Plusieurs théologiens concluent : il serait contre la foi de dire que Dieu refuse à certains la grâce suffisante pour observer les commandements parce qu'alors Dieu les obligerait à l'impossible. Le Père Nunez affirme : « Dieu ne refuse jamais la grâce suffisante pour observer les commandements ; autrement, ceux-ci deviendraient inobservables et l'on en reviendrait à l'hérésie de Luther, à savoir que Dieu a obligé l'homme à l'impossible ». Et ailleurs : « Il est de foi, et le contraire est une hérésie manifeste, que tout homme ici-bas peut faire pénitence de ses péchés ». Et le Père Ledesma : « Il est certain selon la foi que ce qui ne relève pas du libre pouvoir de l'homme n'est pas péché ».
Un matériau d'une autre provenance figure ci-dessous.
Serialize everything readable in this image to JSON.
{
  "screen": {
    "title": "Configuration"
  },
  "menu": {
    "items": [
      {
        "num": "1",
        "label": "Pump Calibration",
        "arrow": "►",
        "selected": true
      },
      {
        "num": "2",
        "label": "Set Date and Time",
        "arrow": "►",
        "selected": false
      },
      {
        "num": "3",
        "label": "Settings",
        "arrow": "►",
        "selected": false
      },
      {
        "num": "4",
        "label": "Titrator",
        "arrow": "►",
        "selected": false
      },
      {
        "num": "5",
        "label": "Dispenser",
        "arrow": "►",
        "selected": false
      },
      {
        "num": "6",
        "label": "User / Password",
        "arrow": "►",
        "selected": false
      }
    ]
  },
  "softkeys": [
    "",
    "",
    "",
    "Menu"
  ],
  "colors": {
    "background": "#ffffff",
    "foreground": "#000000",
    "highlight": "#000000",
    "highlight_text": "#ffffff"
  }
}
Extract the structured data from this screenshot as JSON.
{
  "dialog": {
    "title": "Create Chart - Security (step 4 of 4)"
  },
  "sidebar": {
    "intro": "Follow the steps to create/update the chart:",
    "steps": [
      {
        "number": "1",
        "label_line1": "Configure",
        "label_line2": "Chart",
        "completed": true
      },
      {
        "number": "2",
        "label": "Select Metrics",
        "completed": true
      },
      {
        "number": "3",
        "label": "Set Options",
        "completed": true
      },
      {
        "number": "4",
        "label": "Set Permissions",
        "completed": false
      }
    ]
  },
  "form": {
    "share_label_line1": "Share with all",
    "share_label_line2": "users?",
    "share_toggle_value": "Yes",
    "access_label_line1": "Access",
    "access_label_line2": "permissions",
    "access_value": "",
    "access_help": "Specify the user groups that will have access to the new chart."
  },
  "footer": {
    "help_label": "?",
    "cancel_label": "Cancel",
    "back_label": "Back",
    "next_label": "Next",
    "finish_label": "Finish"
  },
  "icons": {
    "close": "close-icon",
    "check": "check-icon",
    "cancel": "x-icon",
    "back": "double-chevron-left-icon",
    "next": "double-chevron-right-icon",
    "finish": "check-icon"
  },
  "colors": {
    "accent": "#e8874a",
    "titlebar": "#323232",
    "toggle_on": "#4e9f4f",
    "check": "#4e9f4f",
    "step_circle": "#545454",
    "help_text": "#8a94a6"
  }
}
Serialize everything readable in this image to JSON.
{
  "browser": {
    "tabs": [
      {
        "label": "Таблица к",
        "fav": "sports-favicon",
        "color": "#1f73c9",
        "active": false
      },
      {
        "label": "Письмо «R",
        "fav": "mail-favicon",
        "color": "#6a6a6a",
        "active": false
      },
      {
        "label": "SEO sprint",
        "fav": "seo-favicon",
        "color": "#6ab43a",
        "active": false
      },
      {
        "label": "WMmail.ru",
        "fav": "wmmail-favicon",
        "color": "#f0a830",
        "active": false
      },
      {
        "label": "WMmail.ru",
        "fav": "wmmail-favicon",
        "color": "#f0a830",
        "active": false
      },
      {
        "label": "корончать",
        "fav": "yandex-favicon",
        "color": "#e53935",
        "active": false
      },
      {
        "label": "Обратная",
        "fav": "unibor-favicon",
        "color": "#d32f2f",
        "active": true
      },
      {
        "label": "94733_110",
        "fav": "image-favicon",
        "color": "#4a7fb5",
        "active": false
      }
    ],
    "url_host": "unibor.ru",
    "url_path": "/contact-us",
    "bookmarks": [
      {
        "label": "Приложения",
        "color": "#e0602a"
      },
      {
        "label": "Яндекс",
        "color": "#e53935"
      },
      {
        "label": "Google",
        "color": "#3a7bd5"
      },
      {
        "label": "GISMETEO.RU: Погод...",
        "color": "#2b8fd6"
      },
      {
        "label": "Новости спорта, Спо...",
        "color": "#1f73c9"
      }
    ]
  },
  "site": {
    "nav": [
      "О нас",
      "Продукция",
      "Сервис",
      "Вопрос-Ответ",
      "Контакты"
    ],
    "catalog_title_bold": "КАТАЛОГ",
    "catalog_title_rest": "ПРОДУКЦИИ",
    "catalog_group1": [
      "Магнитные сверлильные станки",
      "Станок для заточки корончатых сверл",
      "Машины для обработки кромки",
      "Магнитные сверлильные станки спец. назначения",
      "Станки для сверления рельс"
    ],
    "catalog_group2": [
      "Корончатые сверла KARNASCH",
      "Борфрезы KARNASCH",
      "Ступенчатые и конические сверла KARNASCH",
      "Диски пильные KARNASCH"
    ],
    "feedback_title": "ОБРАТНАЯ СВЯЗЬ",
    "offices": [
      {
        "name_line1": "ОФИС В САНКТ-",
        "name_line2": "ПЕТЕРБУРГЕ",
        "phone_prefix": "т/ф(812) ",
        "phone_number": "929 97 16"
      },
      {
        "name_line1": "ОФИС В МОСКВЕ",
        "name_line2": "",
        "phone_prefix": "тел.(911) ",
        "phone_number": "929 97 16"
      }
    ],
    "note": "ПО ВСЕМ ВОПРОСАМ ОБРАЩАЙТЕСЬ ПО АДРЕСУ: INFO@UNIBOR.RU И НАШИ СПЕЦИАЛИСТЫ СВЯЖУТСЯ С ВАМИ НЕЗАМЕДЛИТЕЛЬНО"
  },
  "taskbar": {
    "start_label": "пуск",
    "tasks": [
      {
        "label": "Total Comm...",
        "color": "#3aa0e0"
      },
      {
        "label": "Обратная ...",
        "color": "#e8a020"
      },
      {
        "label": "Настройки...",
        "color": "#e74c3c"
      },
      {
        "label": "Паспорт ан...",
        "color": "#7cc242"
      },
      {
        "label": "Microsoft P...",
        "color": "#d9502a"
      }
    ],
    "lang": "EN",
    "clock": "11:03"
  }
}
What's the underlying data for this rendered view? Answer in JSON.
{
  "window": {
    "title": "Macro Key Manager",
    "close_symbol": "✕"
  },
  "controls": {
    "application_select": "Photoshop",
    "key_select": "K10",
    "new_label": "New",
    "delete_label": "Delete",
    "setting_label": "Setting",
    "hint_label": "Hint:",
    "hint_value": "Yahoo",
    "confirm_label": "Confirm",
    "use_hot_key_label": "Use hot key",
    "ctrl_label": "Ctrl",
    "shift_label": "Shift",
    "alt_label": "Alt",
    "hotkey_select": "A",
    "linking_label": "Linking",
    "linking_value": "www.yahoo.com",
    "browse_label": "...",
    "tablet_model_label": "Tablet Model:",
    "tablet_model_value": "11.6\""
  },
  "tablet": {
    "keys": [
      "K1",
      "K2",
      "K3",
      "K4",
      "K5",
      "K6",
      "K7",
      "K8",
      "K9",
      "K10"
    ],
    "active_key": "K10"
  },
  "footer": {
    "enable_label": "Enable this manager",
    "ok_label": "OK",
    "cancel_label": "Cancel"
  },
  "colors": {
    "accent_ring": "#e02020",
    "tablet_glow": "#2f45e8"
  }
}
Juénin soutient : Lorsque quelqu'un choisit de commettre volontairement tel ou tel péché, bien qu'il pèche alors nécessairement parce qu'il n'a pas la grâce actuelle suffisante pour lui faire éviter tout péché, il se rend coupable au titre de la liberté d'exercice ou de choix. Mais cette opinion - à savoir que quelqu’un pèche alors qu'il n'a pas d'autre liberté que celle de choisir son péché et qu'il est en même temps contraint de pécher - fait à juste titre bondir le savant archevêque de Vienne (France), Monseigneur de Saléon, dans son livre Jansénius ressuscité : « Qui pourrait admettre que pèche vraiment quelqu'un qui est privé de la grâce, contraint de pécher et qui n'a d'autre liberté que celle de choisir tel péché plutôt que tel autre ? ». Si un condamné à mort n'a d'autre liberté que celle de choisir de mourir par le fer, le poison ou le feu, devra-t-on dire que son choix le fera mourir volontairement et librement ? Alors, comment peut-on imputer à péché la faute de quelqu'un qui est contraint de pécher de telle ou telle façon ? La proposition 67 de Baïus a été condamnée : « L'homme pèche d'une manière coupable même lorsqu'il agit sous la contrainte ». Là où est la nécessité de pécher, où est la liberté ? Jansénius répond : « pour pécher il suffit de la liberté de la volonté que nous sommes censés avoir eue dans le péché d'Adam. Mais cette opinion a été condamnée dans la Proposition 1 de ce même Baïus : « Pour qu'il y ait péché formel et démérite, il suffit que le péché ait été volontaire et libre dans sa cause, le péché originel et l'acte libre d'Adam pécheur ».